How quick do we lose speed without squats?

ahh ok thanks :slight_smile:

BTW I cleared out my PM’s

cheers,
Chris

So let’s re-define our hypothetical 11.0 100m runner even more narrowly. He continues with only upper body strength training, but does ABSOLUTELY NO STRENGTH WORK FOR LEGS-just speed. Just lots of block starts, flying drills, 30m-120m type stuff etc-JUST SPEED AND MORE SPEED. No hills or plyos for the fun of the argument-track work only. Remember-he has 10 years of squats behind him to coast on. Can he still run 11.0 or better in one years time?

No plyos or any resistance work at all? I would think he would slow down and have very skinny legs in proportion to his upper body :wink:

Are you sure he’d slow down in one year Chris? I’m not so sure he would. I used to be a volleyball player. I always shared my huge jumping load with weights. Due to tendonitis, I took over 6 months off leg weights and just jumped and played my sport. I coasted on years of doing squats-and after 6 months was actually jumping slightly better than before. Thigh circumference was down to be sure-but the speed and height at which I could deliver the goods was excellent. Jumping and sprinting have similiarities-speed is paramount. And they say that nothing is more plyometric than the act of sprinting itself!
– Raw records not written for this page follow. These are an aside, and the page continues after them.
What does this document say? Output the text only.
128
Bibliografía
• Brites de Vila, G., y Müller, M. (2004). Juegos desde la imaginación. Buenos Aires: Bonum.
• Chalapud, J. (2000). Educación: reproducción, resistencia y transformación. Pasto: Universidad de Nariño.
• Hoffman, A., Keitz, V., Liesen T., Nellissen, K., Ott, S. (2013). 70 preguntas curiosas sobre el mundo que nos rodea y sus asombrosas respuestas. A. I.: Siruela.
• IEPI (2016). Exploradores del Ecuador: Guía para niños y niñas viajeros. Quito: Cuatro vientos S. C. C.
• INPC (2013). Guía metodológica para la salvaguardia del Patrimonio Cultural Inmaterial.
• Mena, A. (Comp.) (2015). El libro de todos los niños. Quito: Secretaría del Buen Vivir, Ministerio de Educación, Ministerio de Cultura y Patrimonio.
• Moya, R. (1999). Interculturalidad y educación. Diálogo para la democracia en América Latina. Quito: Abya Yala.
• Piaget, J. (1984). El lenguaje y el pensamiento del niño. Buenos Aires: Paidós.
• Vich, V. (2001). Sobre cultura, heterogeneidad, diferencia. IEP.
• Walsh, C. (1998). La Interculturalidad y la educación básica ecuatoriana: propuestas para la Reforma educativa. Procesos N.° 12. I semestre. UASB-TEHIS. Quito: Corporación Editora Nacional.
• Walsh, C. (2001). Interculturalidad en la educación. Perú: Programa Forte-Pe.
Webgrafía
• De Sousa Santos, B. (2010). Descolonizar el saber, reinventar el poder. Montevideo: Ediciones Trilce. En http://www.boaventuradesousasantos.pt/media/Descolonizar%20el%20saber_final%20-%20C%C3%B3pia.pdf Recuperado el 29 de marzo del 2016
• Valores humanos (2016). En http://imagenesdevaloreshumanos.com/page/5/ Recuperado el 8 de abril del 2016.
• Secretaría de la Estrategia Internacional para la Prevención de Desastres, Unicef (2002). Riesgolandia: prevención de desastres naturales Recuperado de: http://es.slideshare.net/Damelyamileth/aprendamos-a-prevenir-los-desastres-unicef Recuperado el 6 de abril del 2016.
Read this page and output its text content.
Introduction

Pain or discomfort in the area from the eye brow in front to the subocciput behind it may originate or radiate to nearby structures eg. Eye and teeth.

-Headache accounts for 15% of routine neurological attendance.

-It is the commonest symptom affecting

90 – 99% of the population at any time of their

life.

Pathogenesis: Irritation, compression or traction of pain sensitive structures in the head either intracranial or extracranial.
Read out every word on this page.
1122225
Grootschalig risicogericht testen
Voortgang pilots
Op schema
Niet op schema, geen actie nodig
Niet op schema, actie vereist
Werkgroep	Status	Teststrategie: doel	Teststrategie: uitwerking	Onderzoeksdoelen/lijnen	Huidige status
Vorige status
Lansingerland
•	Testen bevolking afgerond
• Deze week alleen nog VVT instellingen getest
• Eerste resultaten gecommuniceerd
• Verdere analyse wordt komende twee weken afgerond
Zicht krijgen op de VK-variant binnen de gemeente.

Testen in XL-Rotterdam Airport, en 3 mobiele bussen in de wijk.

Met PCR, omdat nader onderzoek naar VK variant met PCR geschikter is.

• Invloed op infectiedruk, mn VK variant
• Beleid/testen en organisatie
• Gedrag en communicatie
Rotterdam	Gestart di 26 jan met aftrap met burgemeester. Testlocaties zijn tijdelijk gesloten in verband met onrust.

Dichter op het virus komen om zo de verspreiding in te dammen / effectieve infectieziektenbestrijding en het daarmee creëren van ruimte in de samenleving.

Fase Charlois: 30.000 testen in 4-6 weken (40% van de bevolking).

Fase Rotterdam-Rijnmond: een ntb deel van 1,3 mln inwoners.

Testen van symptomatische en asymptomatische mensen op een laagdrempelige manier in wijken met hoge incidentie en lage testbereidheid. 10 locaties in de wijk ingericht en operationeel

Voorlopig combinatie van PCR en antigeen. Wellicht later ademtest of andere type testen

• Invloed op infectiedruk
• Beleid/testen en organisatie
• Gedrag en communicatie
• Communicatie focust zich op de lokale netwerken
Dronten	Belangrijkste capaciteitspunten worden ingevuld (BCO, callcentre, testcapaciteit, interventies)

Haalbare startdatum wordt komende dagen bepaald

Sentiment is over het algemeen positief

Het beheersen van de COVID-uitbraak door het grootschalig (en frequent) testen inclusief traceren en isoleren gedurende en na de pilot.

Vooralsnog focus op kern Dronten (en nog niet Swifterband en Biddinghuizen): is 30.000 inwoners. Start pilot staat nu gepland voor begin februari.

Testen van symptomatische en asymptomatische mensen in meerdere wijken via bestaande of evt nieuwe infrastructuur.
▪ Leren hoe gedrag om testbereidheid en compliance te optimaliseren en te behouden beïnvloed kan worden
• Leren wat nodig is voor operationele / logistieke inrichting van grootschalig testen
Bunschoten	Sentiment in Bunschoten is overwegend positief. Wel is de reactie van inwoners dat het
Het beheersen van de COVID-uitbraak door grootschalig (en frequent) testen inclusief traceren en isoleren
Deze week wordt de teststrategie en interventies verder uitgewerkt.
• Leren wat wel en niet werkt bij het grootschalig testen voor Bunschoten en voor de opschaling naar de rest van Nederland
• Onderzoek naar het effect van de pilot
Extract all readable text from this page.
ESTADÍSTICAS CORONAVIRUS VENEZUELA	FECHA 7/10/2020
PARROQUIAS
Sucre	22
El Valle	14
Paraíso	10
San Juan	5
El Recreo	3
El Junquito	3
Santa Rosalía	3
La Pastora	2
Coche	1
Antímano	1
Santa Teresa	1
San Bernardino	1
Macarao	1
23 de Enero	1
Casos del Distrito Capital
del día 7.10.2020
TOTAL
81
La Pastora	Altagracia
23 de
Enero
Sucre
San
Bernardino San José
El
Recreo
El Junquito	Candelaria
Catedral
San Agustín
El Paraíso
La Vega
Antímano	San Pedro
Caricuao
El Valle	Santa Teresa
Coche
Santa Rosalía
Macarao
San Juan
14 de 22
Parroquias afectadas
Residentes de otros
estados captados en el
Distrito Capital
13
Thats true and a good example :slight_smile:

It just goes against what you would normally think would happen :slight_smile:

Cheers,
Chris

And this is what makes me curious. It DOES go against what most of us think. We [and I include myself] are quite dogmatic with the way we train for our sports. I’m not saying I want to quit squats for my own sprint training. The strength seems important for the start especially. But my eyebrows were raised this season when my PB dropped twice in a two month period that I ceased leg weights. I wasn’t injured-I stopped doing them because I was fried in my CNS and I figured sprinting was the more important of the two to keep up with. I wonder if anyone else has had a similiar experience.

Getting back to our hypothetical 11.0 100m dude-my guess is that in a year he loses 1-2 inches on his thigh measurement, but that his strength loss is compensated for by great rate of force development from the intelligent track work. He loses less muscle than one might think because the sprinting itself work those muscles to a reasonable degree. He can still run 11.0, but he’s doing it slightly differently.

If anyone has experience to contradict me, then please openly critique my guess! I don’t really have the balls to quit squats for real so I have to have fun with the theoretical!

Well I have quit squats (at least heavy squats) and will be able to tell you how it works next week. (I am going to run a 100m next wednesday as a baseline meet) :slight_smile:

Best last season before injury (just started training again) was a 12.05 FAT.

Cheers,
Chris

An important lesson can be learned here! CNS reserves are limited. No one aspect of training is absolutely essential. I could probably out squat Carl Lewis, but who cares? He ran a 9.8 and jumped 29 feet!

I swim competitively, and I recently have begun sprinting and lifting every 4 -6 days, a much more extreme recovery period than I would have dreamed of doing a few years ago. In between these sprint days I do easy “tempo” work and light aerobic laps. I’ve spent far more time overtrained than I have undertrained, and I’m ready to try anything.

So I guess the lesson is, don’t be afraid to drop or reduce anything if you believe it is becoming a hindrance.

[QUOTE=chris30]Well I have quit squats (at least heavy squats) and will be able to tell you how it works next week. (I am going to run a 100m next wednesday as a baseline meet) :slight_smile:

Best last season before injury (just started training again) was a 12.05 FAT.

Cheers,
Chris

And so the little experiment begins! Let me know!

hehe will do. I wont run if the weather is bad or my ham feels strange. I almost wish there was a 200m I could run at the meet :slight_smile:

Amen. Keeping the CNS pool full is really what we are talking about here. I guess the athlete does what he needs to to accomplish this.